The second cost concern for McCaughey is the fact that people will be entering the U.S. to join their relatives and will be receiving healthcare through emergency rooms and community healthcare clinics, the latter of which are greatly expanded under ObamaCare.
“There will be no fees for people crossing the border, so we will have a flood of relatives,” says McCaughey.
Though Kathleen Sebelius has been criticized for soliciting private funds to Enroll America, a group run by former Obama campaign operatives that signs Americans up for ObamaCare, McCaughey wrote in a piece for Investors Business Daily, “The real monkey business is what the secretary is doing with taxpayers’ money- pouring it into community organizations.”
According to McCaughey, “The likelihood is that these community organizations will steer the uninsured into the Democratic Party.”

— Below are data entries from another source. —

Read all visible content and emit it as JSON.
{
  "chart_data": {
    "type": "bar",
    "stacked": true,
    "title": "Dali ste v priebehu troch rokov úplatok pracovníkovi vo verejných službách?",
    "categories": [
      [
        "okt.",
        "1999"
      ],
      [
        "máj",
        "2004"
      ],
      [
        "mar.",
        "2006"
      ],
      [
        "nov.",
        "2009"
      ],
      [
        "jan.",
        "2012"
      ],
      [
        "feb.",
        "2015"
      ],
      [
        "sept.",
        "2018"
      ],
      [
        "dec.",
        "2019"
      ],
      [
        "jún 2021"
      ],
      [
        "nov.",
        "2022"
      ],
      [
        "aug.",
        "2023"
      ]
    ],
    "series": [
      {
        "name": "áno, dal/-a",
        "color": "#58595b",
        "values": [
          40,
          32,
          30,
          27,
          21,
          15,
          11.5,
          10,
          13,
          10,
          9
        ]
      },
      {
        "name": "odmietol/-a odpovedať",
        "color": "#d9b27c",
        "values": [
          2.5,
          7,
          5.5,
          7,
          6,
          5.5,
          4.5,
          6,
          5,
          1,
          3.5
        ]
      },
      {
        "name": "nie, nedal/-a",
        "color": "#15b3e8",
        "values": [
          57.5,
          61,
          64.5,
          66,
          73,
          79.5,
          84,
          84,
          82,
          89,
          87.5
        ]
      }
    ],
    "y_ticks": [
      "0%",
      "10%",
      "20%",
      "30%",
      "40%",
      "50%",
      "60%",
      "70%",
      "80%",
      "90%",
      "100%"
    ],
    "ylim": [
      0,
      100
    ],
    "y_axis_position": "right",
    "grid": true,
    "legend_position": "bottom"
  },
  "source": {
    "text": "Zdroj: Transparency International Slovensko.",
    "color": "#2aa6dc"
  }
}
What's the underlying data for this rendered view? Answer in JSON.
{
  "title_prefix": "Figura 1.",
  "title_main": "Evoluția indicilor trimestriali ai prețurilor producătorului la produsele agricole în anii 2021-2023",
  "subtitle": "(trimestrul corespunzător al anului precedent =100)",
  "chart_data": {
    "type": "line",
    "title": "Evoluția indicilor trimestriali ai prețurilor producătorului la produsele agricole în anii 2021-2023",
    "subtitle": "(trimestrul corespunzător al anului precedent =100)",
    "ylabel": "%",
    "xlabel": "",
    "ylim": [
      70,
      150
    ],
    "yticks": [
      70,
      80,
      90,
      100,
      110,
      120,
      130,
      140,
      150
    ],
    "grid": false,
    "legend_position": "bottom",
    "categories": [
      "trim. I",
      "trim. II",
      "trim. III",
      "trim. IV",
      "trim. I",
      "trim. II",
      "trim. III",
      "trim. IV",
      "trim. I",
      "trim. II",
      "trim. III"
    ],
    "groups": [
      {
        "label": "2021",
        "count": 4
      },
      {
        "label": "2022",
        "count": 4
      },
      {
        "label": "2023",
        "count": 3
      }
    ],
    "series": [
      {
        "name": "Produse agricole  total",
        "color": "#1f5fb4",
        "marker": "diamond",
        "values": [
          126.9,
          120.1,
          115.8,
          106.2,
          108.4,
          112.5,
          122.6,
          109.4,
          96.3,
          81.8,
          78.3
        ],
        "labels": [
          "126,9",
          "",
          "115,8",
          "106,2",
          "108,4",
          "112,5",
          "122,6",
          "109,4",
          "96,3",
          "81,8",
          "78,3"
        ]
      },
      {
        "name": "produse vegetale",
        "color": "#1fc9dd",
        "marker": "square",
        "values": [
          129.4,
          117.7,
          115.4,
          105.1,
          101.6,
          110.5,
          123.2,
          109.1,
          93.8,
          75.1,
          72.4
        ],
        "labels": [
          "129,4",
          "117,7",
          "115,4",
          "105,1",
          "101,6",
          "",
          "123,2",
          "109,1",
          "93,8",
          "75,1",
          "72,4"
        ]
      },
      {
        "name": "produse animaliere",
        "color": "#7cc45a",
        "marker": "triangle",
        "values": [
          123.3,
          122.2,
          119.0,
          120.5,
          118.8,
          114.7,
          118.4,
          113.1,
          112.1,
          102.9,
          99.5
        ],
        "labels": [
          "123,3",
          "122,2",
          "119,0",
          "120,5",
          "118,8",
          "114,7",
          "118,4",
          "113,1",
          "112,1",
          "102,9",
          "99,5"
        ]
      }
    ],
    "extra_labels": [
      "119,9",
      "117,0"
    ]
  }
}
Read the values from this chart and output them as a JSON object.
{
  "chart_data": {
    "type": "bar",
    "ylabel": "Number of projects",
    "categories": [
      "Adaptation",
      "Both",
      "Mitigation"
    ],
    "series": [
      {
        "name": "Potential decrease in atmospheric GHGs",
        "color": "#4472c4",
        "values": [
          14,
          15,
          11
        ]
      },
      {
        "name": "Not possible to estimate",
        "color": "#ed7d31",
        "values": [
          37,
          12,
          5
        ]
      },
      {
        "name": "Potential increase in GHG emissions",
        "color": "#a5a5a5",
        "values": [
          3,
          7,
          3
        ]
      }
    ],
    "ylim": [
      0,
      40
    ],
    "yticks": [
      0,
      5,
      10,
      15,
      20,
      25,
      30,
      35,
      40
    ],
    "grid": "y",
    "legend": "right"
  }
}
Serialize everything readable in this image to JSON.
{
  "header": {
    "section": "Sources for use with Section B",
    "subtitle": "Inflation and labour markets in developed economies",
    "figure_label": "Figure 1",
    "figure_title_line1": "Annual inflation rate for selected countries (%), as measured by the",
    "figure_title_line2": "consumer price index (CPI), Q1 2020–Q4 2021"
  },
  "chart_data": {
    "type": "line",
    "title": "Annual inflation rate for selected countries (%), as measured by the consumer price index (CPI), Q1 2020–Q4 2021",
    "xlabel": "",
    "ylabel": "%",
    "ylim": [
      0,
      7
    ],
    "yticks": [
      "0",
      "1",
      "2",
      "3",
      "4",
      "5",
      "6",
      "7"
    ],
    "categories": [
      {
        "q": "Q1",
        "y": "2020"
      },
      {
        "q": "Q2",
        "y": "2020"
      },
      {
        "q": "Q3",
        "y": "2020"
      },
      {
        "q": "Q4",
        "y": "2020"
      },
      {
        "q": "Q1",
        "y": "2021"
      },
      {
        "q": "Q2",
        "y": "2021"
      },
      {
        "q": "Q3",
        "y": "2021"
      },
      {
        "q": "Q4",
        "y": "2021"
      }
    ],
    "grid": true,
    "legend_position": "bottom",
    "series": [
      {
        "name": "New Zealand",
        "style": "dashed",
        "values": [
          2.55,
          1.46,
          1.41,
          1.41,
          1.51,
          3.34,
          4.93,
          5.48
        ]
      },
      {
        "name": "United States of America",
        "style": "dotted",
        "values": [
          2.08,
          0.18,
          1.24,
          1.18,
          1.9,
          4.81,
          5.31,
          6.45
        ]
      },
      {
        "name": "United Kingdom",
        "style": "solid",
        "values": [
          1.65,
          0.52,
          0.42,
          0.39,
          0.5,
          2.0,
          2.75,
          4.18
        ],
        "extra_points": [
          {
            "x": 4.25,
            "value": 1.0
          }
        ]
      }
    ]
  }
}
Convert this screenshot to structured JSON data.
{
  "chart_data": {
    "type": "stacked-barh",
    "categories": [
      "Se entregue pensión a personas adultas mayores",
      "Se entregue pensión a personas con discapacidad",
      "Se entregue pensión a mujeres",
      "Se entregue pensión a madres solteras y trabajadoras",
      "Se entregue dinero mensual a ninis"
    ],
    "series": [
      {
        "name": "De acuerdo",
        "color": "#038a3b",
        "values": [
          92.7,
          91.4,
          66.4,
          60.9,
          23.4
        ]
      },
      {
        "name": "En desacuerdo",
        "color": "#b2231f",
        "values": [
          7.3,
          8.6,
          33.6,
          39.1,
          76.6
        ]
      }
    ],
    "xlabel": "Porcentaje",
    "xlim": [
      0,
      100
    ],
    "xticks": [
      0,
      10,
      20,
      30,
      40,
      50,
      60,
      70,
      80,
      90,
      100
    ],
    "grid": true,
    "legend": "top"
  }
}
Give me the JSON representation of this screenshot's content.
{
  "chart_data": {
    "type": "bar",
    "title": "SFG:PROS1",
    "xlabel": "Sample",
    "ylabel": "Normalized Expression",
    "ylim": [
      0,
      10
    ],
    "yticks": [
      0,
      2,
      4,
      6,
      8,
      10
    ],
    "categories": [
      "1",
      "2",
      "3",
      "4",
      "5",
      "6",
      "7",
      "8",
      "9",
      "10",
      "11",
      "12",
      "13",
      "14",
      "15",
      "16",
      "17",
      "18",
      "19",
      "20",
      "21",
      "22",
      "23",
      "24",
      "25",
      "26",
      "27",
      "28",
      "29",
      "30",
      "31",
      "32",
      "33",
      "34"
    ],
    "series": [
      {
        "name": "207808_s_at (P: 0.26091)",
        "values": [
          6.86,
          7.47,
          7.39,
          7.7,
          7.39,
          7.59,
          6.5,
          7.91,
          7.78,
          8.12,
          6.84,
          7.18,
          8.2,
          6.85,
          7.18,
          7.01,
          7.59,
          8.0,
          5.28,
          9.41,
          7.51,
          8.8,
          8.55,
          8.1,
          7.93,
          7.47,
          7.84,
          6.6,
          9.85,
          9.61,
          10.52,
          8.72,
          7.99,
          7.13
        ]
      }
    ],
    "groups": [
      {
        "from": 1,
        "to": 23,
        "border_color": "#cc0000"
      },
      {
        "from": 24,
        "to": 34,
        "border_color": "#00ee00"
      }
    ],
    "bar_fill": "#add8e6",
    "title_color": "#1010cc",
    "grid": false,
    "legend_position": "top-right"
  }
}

American taxpayers, she says, are further at risk with the Senate immigration bill, which McCaughey refers to as a “carbon copy of ObamaCare.” According to her, the legislation “pays community organizations to educate immigrants about American civics and the path to citizenship.”
These organizations, she says, will obtain federal grants “to screen them for eligibility, assist them in documenting their residence, employment, and tax history, coordinate applications for family members and apply for waivers where needed.”
Outsourcing, observes McCaughey, allows community organizations to be politicized and to avoid scrutiny. “The Obama health law,” she says, “creates a permanent stream of funding for unions and community activists by outsourcing insurance enrollment to them.”
According to McCaughey, “If you’re a citizen with a household income below 138% of poverty ($32,000 for a family of four) and you’re uninsured, the Obama health law will send you to Medicaid as of January 1, 2014. Medicaid is generally inferior coverage, because it pays doctors and hospitals so little. The better alternative- private coverage- is what legal newcomers will get as of January 1, 2014, affording them higher quality care than low income citizens.”